As palavras e as coisas

                              O Estadão - 08/08/2013*

          Existe o mundo das palavras e existe o mundo das coisas. Nunca coincidem perfeitamente, pois as palavras se referem à experiência, mas não são elas próprias aquilo que experimentamos. Parte da angústia humana, e também da beleza de viver, decorre do esforço que fazemos com as palavras para que exprimam, com a menor perda possível, aquilo que vivemos e sentimos.

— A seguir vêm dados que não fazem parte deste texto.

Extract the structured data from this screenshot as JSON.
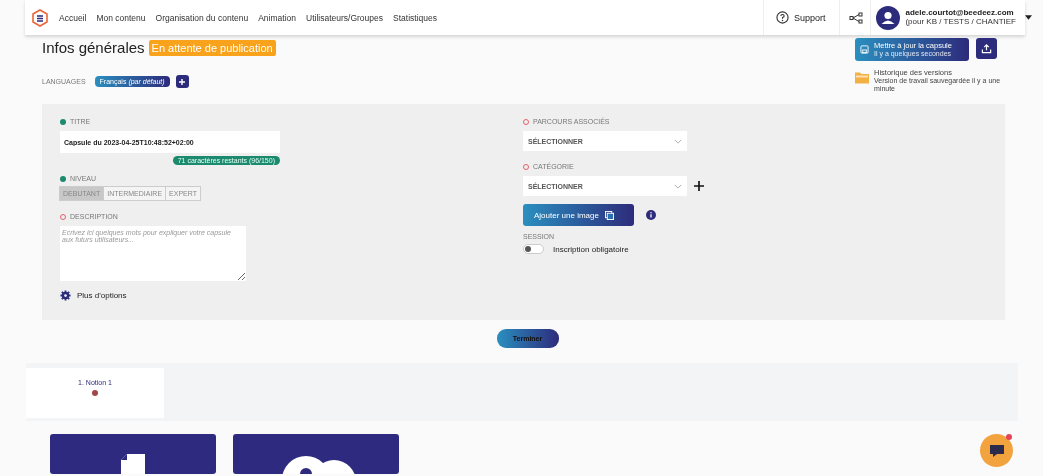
{
  "nav": {
    "items": [
      "Accueil",
      "Mon contenu",
      "Organisation du contenu",
      "Animation",
      "Utilisateurs/Groupes",
      "Statistiques"
    ],
    "support": "Support",
    "user": {
      "email": "adele.courtot@beedeez.com",
      "org": "(pour KB / TESTS / CHANTIEF"
    }
  },
  "header": {
    "title": "Infos générales",
    "status": "En attente de publication"
  },
  "languages": {
    "label": "LANGUAGES",
    "items": [
      {
        "name": "Français",
        "note": "(par défaut)",
        "selected": true
      }
    ]
  },
  "actions": {
    "update": {
      "label": "Mettre à jour la capsule",
      "sub": "Il y a quelques secondes"
    },
    "history": {
      "title": "Historique des versions",
      "text": "Version de travail sauvegardée il y a une minute"
    }
  },
  "form": {
    "title": {
      "label": "TITRE",
      "valid": true,
      "value": "Capsule du 2023-04-25T10:48:52+02:00",
      "counter": "71 caractères restants (96/150)"
    },
    "level": {
      "label": "NIVEAU",
      "valid": true,
      "options": [
        {
          "label": "DEBUTANT",
          "selected": true
        },
        {
          "label": "INTERMEDIAIRE",
          "selected": false
        },
        {
          "label": "EXPERT",
          "selected": false
        }
      ]
    },
    "description": {
      "label": "DESCRIPTION",
      "valid": false,
      "placeholder": "Ecrivez ici quelques mots pour expliquer votre capsule aux futurs utilisateurs..."
    },
    "more": "Plus d'options",
    "paths": {
      "label": "PARCOURS ASSOCIÉS",
      "valid": false,
      "value": "SÉLECTIONNER"
    },
    "category": {
      "label": "CATÉGORIE",
      "valid": false,
      "value": "SÉLECTIONNER"
    },
    "image_button": "Ajouter une image",
    "session": {
      "label": "SESSION",
      "toggle": "Inscription obligatoire",
      "on": false
    }
  },
  "finish": "Terminer",
  "notions": [
    {
      "label": "1. Notion 1",
      "selected": true
    }
  ]
}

          É certo, no entanto, que o mundo das palavras não existe para trair o das coisas. Na política, o desejável é que o discurso e a vida estejam muito próximos. Ainda que essa atividade compreenda também a dimensão da utopia, dos desejos, do “dever ser”, os amanhãs sorridentes com os quais os políticos costumam acenar não podem ser apenas instrumentos para o engodo e a trapaça.

          Olhemos o Brasil. É chegada a hora de usar as palavras certas e ajustá-las à realidade. A partir do parágrafo seguinte, entre aspas, vou exercitar um manifesto que, a meu ver, deve ser palavra encarnada.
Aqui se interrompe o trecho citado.